Безумный март в Питере - Ольга Скляренко
– Паш, ты не понимаешь! Перед тем, как поехать к Вере я случайно услышала, как она, Инга, говорила с кем-то по телефону. Я сама слышала. Своими собственными ушами!
– И что она говорила? – Пашка отстранился, встал, подошел к плите и достал турку. – Что она такого, интересно, сказала, что ты немедленно сбежала с работы. И почему к Вере?
– Да потому что она говорила именно про Веру, твоя Инга!
– И что? Это могло быть связано с работой…
– Послушай ты меня, – я начала злиться. – Она сказала, что эта Вера постоянно вертится рядом с ней. То есть, со мной! Понимаешь?
– Да почему именно с тобой? Она что, называла твое имя?
– Нет, не называла. Зато она называла имя Веры. И еще она сказала, что ее надо убирать! И плевать на моральную сторону вопроса! Это она, Инга! Это из-за нее случился этот взрыв!

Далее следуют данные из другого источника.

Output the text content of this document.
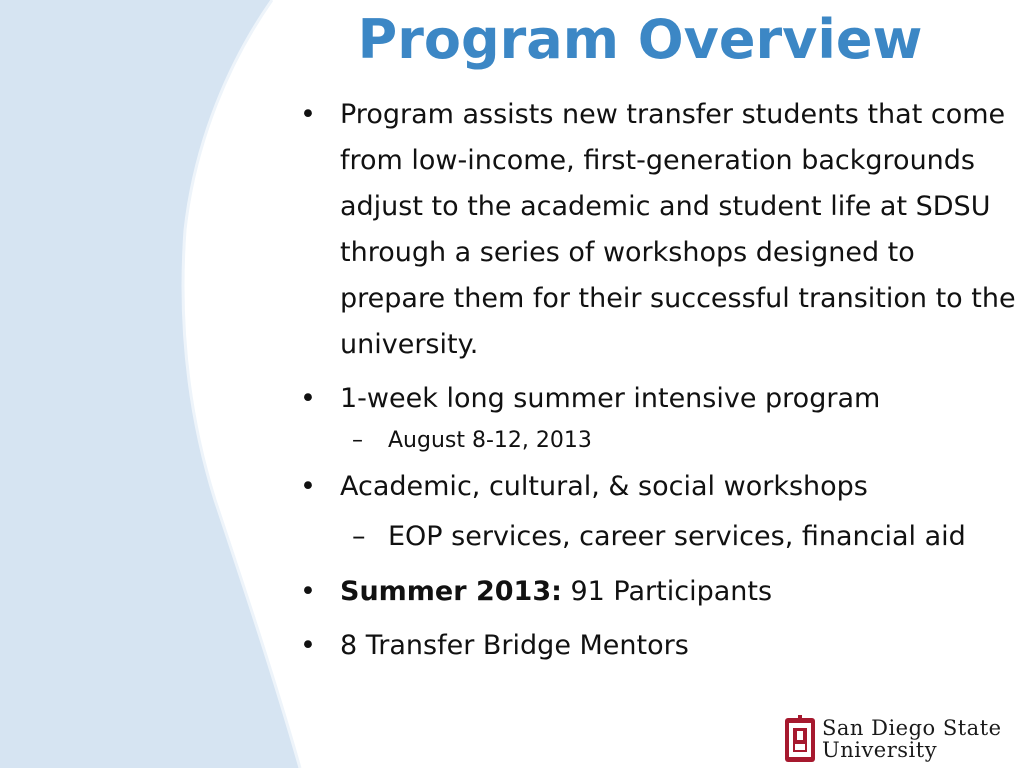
Program Overview
• Program assists new transfer students that come from low-income, first-generation backgrounds adjust to the academic and student life at SDSU through a series of workshops designed to prepare them for their successful transition to the university.
• 1-week long summer intensive program
– August 8-12, 2013
• Academic, cultural, & social workshops
– EOP services, career services, financial aid
• Summer 2013: 91 Participants
• 8 Transfer Bridge Mentors
San Diego State
University
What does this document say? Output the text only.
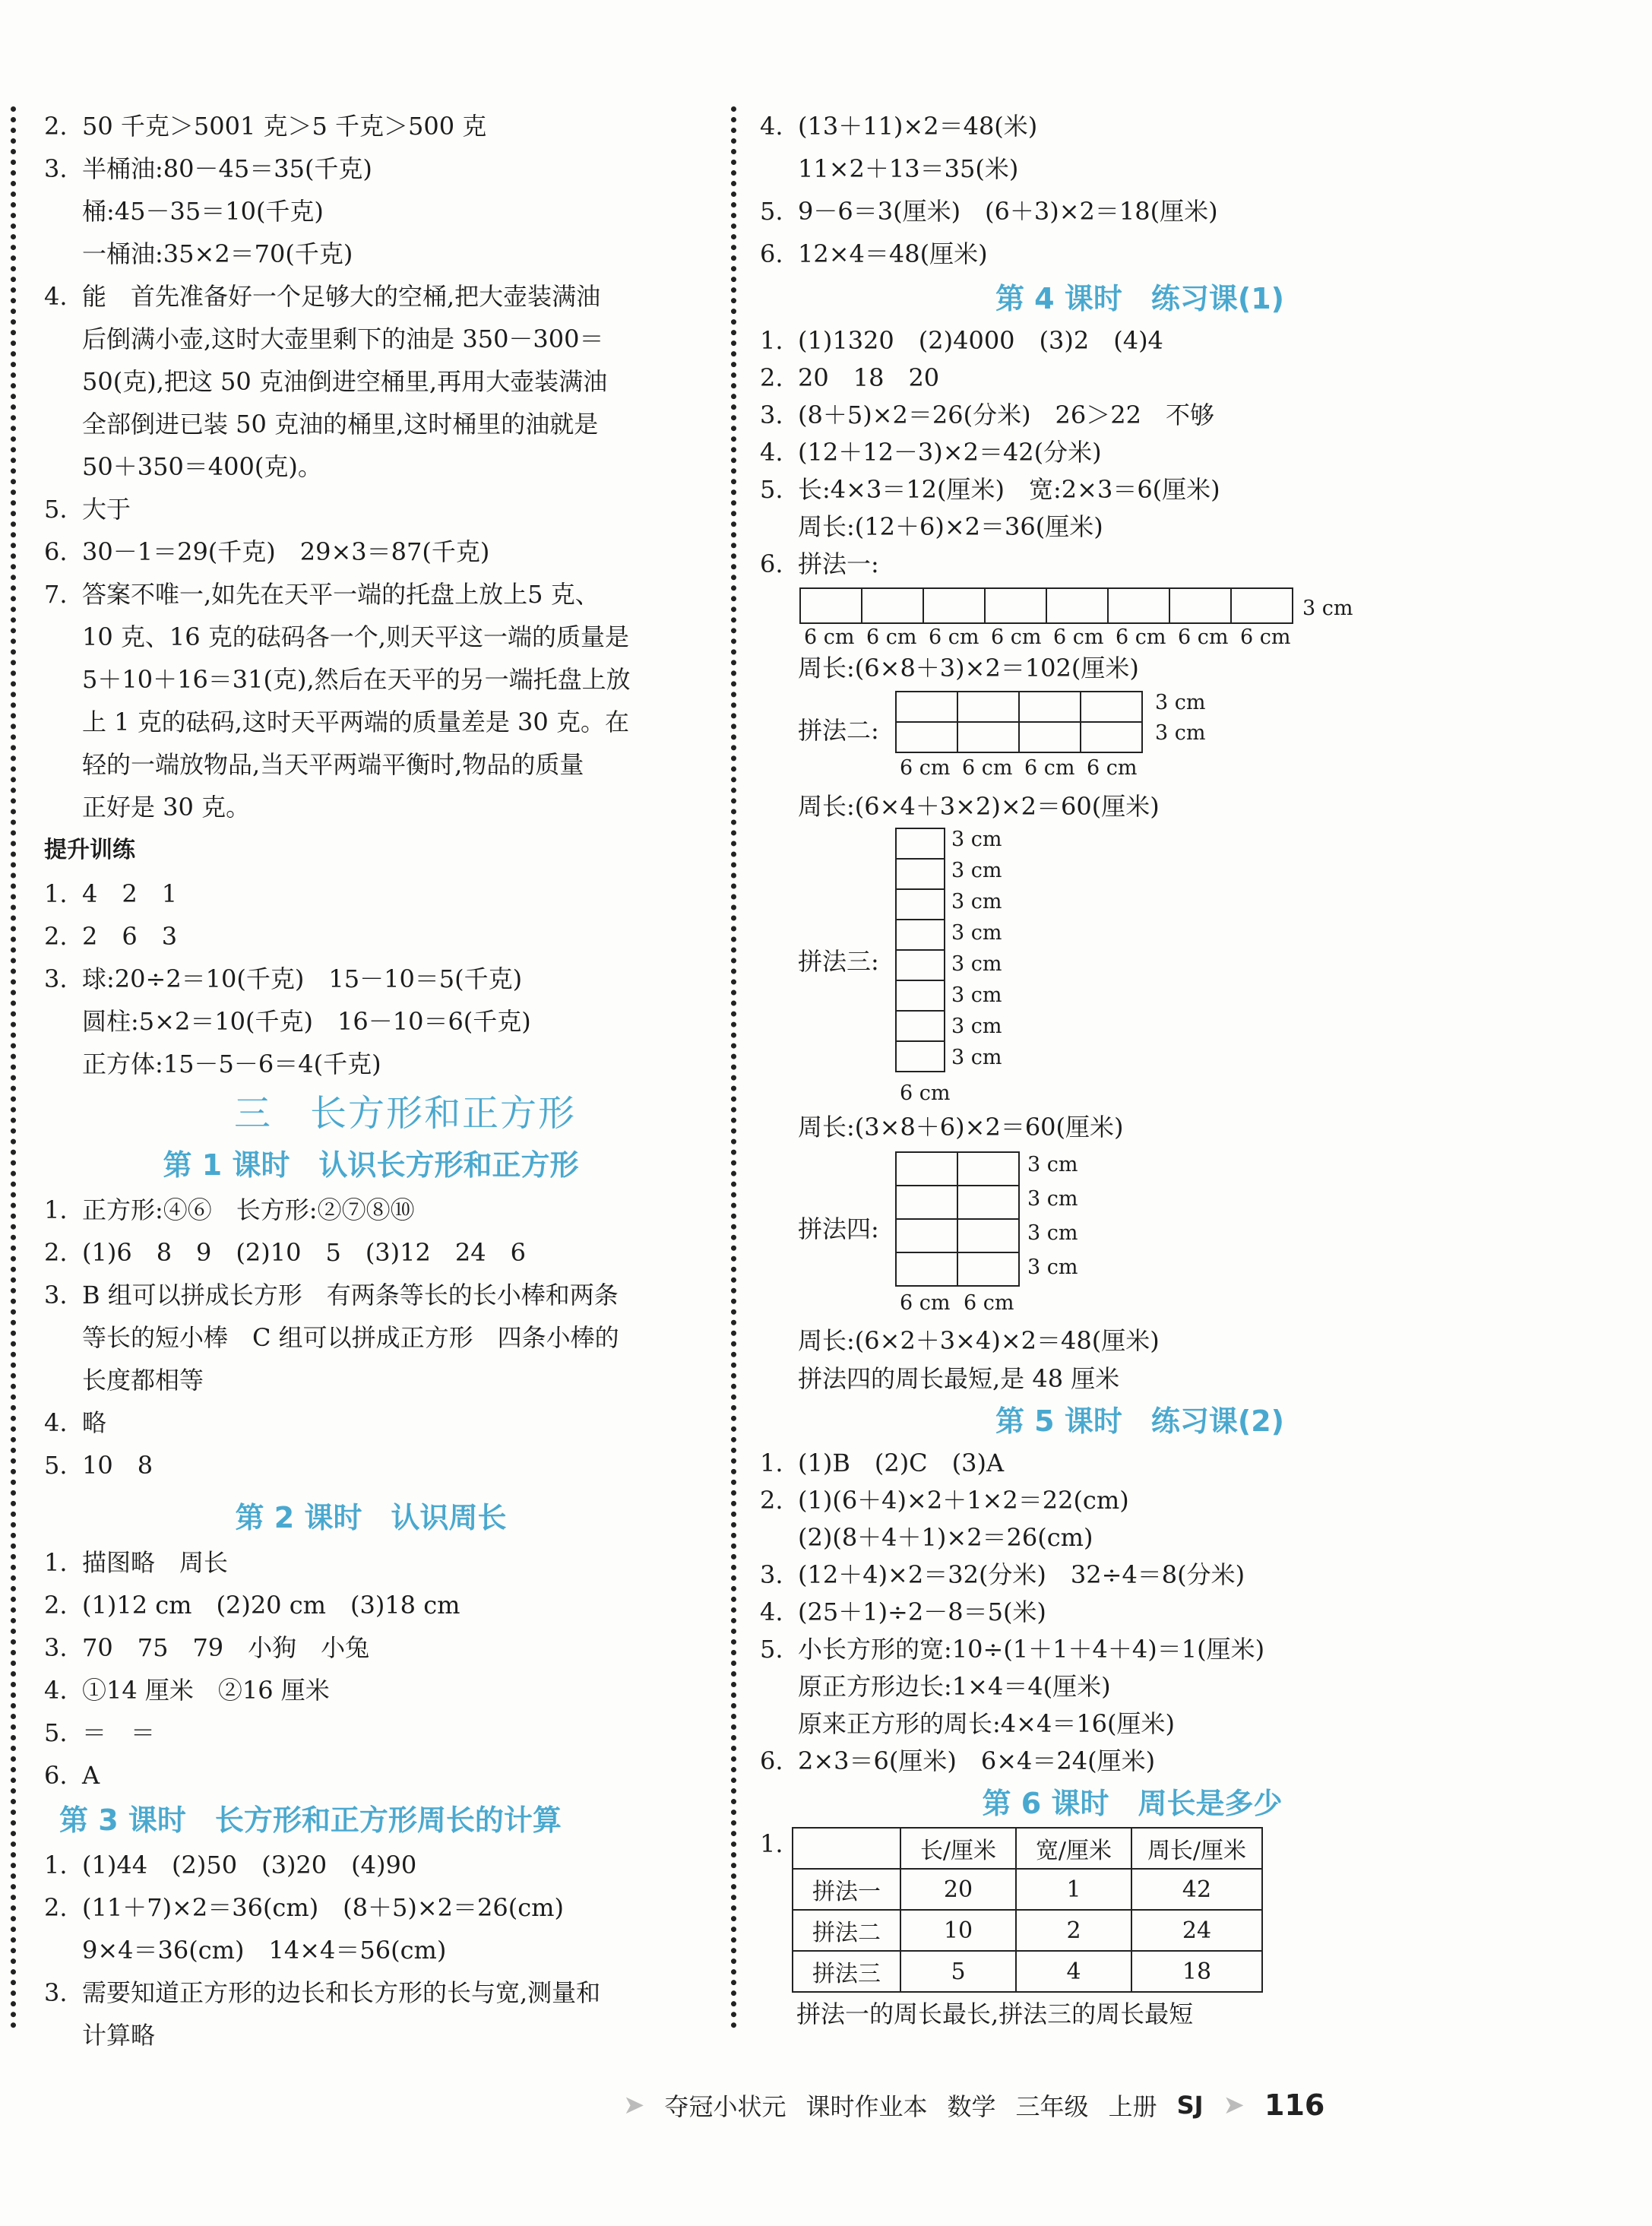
2. 50 千克＞5001 克＞5 千克＞500 克
3. 半桶油:80－45＝35(千克)
桶:45－35＝10(千克)
一桶油:35×2＝70(千克)
4. 能　首先准备好一个足够大的空桶,把大壶装满油
后倒满小壶,这时大壶里剩下的油是 350－300＝
50(克),把这 50 克油倒进空桶里,再用大壶装满油
全部倒进已装 50 克油的桶里,这时桶里的油就是
50＋350＝400(克)。
5. 大于
6. 30－1＝29(千克)　29×3＝87(千克)
7. 答案不唯一,如先在天平一端的托盘上放上5 克、
10 克、16 克的砝码各一个,则天平这一端的质量是
5＋10＋16＝31(克),然后在天平的另一端托盘上放
上 1 克的砝码,这时天平两端的质量差是 30 克。在
轻的一端放物品,当天平两端平衡时,物品的质量
正好是 30 克。
提升训练
1. 4　2　1
2. 2　6　3
3. 球:20÷2＝10(千克)　15－10＝5(千克)
圆柱:5×2＝10(千克)　16－10＝6(千克)
正方体:15－5－6＝4(千克)
三　长方形和正方形
第 1 课时　认识长方形和正方形
1. 正方形:④⑥　长方形:②⑦⑧⑩
2. (1)6　8　9　(2)10　5　(3)12　24　6
3. B 组可以拼成长方形　有两条等长的长小棒和两条
等长的短小棒　C 组可以拼成正方形　四条小棒的
长度都相等
4. 略
5. 10　8
第 2 课时　认识周长
1. 描图略　周长
2. (1)12 cm　(2)20 cm　(3)18 cm
3. 70　75　79　小狗　小兔
4. ①14 厘米　②16 厘米
5. ＝　＝
6. A
第 3 课时　长方形和正方形周长的计算
1. (1)44　(2)50　(3)20　(4)90
2. (11＋7)×2＝36(cm)　(8＋5)×2＝26(cm)
9×4＝36(cm)　14×4＝56(cm)
3. 需要知道正方形的边长和长方形的长与宽,测量和
计算略
4. (13＋11)×2＝48(米)
11×2＋13＝35(米)
5. 9－6＝3(厘米)　(6＋3)×2＝18(厘米)
6. 12×4＝48(厘米)
第 4 课时　练习课(1)
1. (1)1320　(2)4000　(3)2　(4)4
2. 20　18　20
3. (8＋5)×2＝26(分米)　26＞22　不够
4. (12＋12－3)×2＝42(分米)
5. 长:4×3＝12(厘米)　宽:2×3＝6(厘米)
周长:(12＋6)×2＝36(厘米)
6. 拼法一:
3 cm
6 cm 6 cm 6 cm 6 cm 6 cm 6 cm 6 cm 6 cm
周长:(6×8＋3)×2＝102(厘米)
拼法二:
3 cm
3 cm
6 cm 6 cm 6 cm 6 cm
周长:(6×4＋3×2)×2＝60(厘米)
拼法三:
3 cm
3 cm
3 cm
3 cm
3 cm
3 cm
3 cm
3 cm
6 cm
周长:(3×8＋6)×2＝60(厘米)
拼法四:
3 cm
3 cm
3 cm
3 cm
6 cm 6 cm
周长:(6×2＋3×4)×2＝48(厘米)
拼法四的周长最短,是 48 厘米
第 5 课时　练习课(2)
1. (1)B　(2)C　(3)A
2. (1)(6＋4)×2＋1×2＝22(cm)
(2)(8＋4＋1)×2＝26(cm)
3. (12＋4)×2＝32(分米)　32÷4＝8(分米)
4. (25＋1)÷2－8＝5(米)
5. 小长方形的宽:10÷(1＋1＋4＋4)＝1(厘米)
原正方形边长:1×4＝4(厘米)
原来正方形的周长:4×4＝16(厘米)
6. 2×3＝6(厘米)　6×4＝24(厘米)
第 6 课时　周长是多少
1.
		长/厘米	宽/厘米	周长/厘米
拼法一	20	1	42
拼法二	10	2	24
拼法三	5	4	18
拼法一的周长最长,拼法三的周长最短
➤ 夺冠小状元 课时作业本 数学 三年级 上册 SJ ➤ 116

– Ерунда какая, – проворчал Пашка, не сводя взгляда с закипающего кофе. – Инга, конечно, не ангел. Но убийство. Да еще такое. Яна, это даже смешно. Откуда у нее взрывчатка?
– Это пусть Ванька устанавливает. Или тот, который в больнице, Левашов. Кстати, черт, Паш, у тебя есть его номер? Надо ему позвонить и рассказать про Ингу!
– Да погоди ты! Надо сначала с Ваней поговорить. И потом, ну, не верю я в то, что Инга в этом замешана. Ну, пропажа договоров, еще куда ни шло. Но взрыв в офисе конкурентов? И все для того, чтобы Вера не вертелась рядом с тобой? Яна, ну сама подумай…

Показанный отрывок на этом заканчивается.